Are we really going to argue about the difference between pop and pop-punk? I'm too lazy to get into it, but this is the jist. Neon pop - Wikipedia
Haha, he picked BLG, a band who's lead singer has gone on to write for massive artists because he's so good at writing hooks And yeah, FTSK and Cobra Starship were huge in comparison, haha. Even metro station, hahah.
Still? I'm not sure how anyone ever confused those bands with anything ranging from Rites of Spring, Embrace to Mineral, Texas is the Reason, Braid, etc. I'm also not sure what your point is.
the point is i don't know why you're comparing the goals and musical ability of hit the lights to cobra starship and breathe carolina and boys like girls, all of which are sonically very different
We can argue genres all day. My point is that Hit the Lights got grouped in with all those other mid-2000s neon pop-"punk" bands that have been brought up in this thread like All Time Low, The Maine, etc. I'm simply saying anyone stating that they were "awful" and "the worst" need to remember the actual garbage that was around during this time. They were comfortably mediocre and I'll listen to any HTL record long before I put on Breathe Carolina, FTSK, Cute Is What We Aim For, etc. But I get it, hyperbole and radical opinions are very "in" right now.
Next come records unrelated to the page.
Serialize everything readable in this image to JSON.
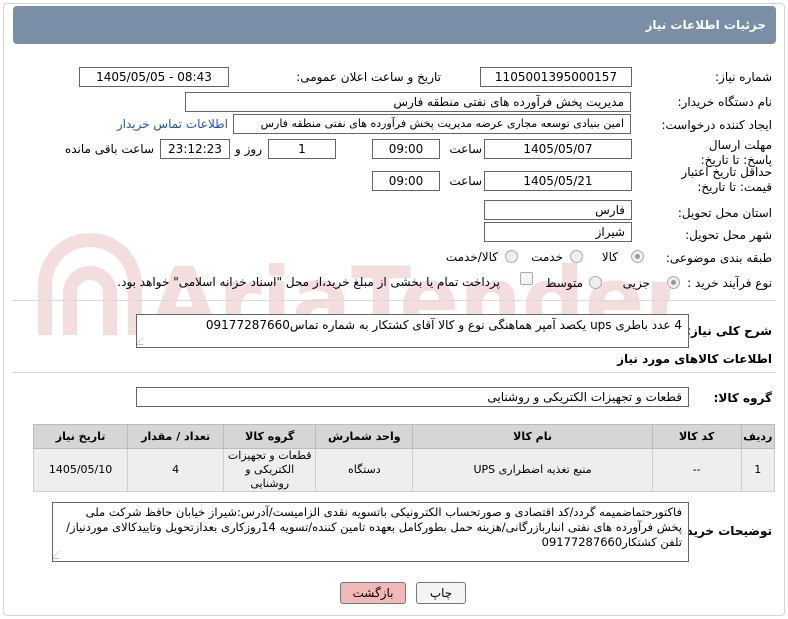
{
  "header": {
    "title": "جزئیات اطلاعات نیاز"
  },
  "form": {
    "need_number_label": "شماره نیاز:",
    "need_number": "1105001395000157",
    "announce_label": "تاریخ و ساعت اعلان عمومی:",
    "announce_value": "1405/05/05 - 08:43",
    "buyer_org_label": "نام دستگاه خریدار:",
    "buyer_org": "مدیریت پخش فرآورده های نفتی منطقه فارس",
    "requester_label": "ایجاد کننده درخواست:",
    "requester": "امین بنیادی توسعه مجاری عرضه مدیریت پخش فرآورده های نفتی منطقه فارس",
    "buyer_contact_link": "اطلاعات تماس خریدار",
    "send_deadline_label": "مهلت ارسال پاسخ: تا تاریخ:",
    "send_date": "1405/05/07",
    "time_label": "ساعت",
    "send_time": "09:00",
    "days_value": "1",
    "days_label": "روز و",
    "remaining_time": "23:12:23",
    "remaining_label": "ساعت باقی مانده",
    "price_validity_label": "حداقل تاریخ اعتبار قیمت: تا تاریخ:",
    "validity_date": "1405/05/21",
    "validity_time": "09:00",
    "province_label": "استان محل تحویل:",
    "province": "فارس",
    "city_label": "شهر محل تحویل:",
    "city": "شیراز",
    "category_label": "طبقه بندی موضوعی:",
    "category_options": [
      "کالا",
      "خدمت",
      "کالا/خدمت"
    ],
    "process_label": "نوع فرآیند خرید :",
    "process_options": [
      "جزیی",
      "متوسط"
    ],
    "payment_note": "پرداخت تمام یا بخشی از مبلغ خرید،از محل \"اسناد خزانه اسلامی\" خواهد بود."
  },
  "description": {
    "label": "شرح کلی نیاز:",
    "text": "4 عدد باطری ups یکصد آمپر هماهنگی نوع و کالا آقای کشتکار به شماره تماس09177287660"
  },
  "goods": {
    "section_title": "اطلاعات کالاهای مورد نیاز",
    "group_label": "گروه کالا:",
    "group_value": "قطعات و تجهیزات الکتریکی و روشنایی",
    "columns": [
      "ردیف",
      "کد کالا",
      "نام کالا",
      "واحد شمارش",
      "گروه کالا",
      "تعداد / مقدار",
      "تاریخ نیاز"
    ],
    "rows": [
      {
        "index": "1",
        "code": "--",
        "name": "منبع تغذیه اضطراری UPS",
        "unit": "دستگاه",
        "group": "قطعات و تجهیزات الکتریکی و روشنایی",
        "qty": "4",
        "date": "1405/05/10"
      }
    ]
  },
  "buyer_notes": {
    "label": "توضیحات خریدار:",
    "text": "فاکتورحتماضمیمه گردد/کد اقتصادی و صورتحساب الکترونیکی باتسویه نقدی الزامیست/آدرس:شیراز خیابان حافظ شرکت ملی پخش فرآورده های نفتی انباربازرگانی/هزینه حمل بطورکامل بعهده تامین کننده/تسویه 14روزکاری بعدازتحویل وتاییدکالای موردنیاز/تلفن کشتکار09177287660"
  },
  "buttons": {
    "back": "بازگشت",
    "print": "چاپ"
  },
  "watermark": {
    "text": "AriaTender.net"
  },
  "colors": {
    "titlebar": "#7a8ea8",
    "back_button": "#f2b8b8",
    "link": "#1a55b8"
  }
}
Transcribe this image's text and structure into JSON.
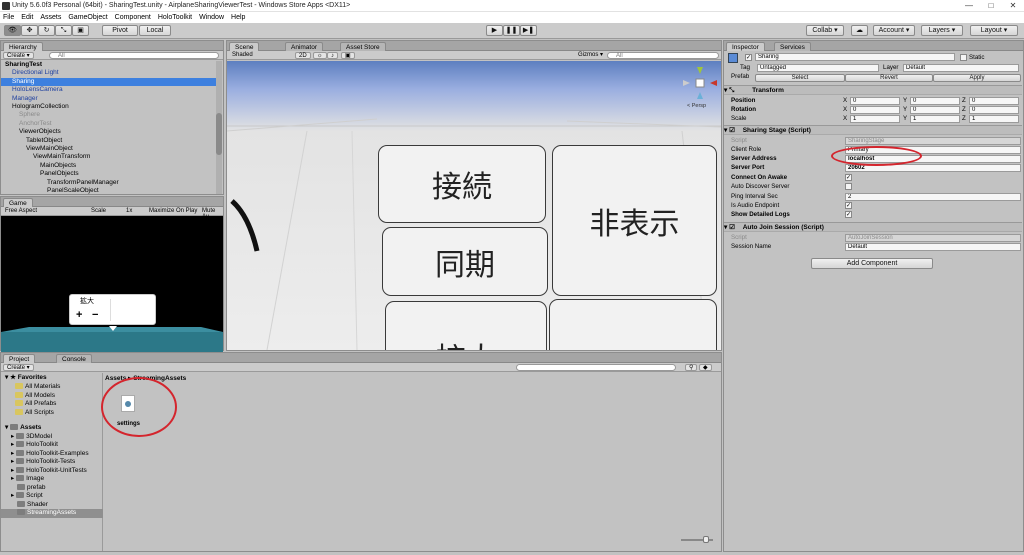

I'll never understand this site's unconditional love for Boys Like Girls. I'm a fan of them, but their career path of was so much different from the smaller neon bands that it's not even comparable. Didn't their first album come out on a major label and had Top 40 cowriters? It was also considered generic and basically an All-American Rejects clone at the time. Yes, it went gold, but facts are facts.
My main point was the first one-Boys Like Girls was a very talented band and way above HTL and I don't know why you'd group them together
Okay. Well I listed like 6 bands so I'm not sure why you're taking the straw man approach. But by all means give me 4 posts defending Breathe Carolina.
The songwriters they worked with were S*A*M and Sluggo, who at that point had really just done scene stuff, without a huge crossover hit. Sam Hollander has done plenty of major stuff since, including One Direction and Train and Fitz & the Tantrums.
Obviously this is off topic in a thread about HTL but record sales aside, weren't 2/3 of their albums pretty much universally panned among critics? Maybe I don't get the reverence either. EDIT: I will say, after googling it, I found this pretty funny; reviews of their last full length.
Yes. There's no world where they were considered a game-changing band...just popular. Not even All Time Low has a gold album, and it's not because their music wasn't as good as BLG.
Yeah, that's why I specified album. Still, those songs weren't certified until YEARS later and are a real testament to the uphill climb of the band.
Dear Maria: Released 2007, gold in 2011, platinum in 2015. Weightless: 2007, Gold in 2014 A Love Like War: Released 2013, gold in 2016. DVD: Released 2010, Gold in 2016 Pretty normal time between release and certification for that size of a band. Like, that's an impressive run. Not sure what your point was ...
Care to offer your evidence of top 40 cowrites on their debut album, of which the singles were posted on Purevolume before ever signing, and revise to remove opinions stated as "fact"?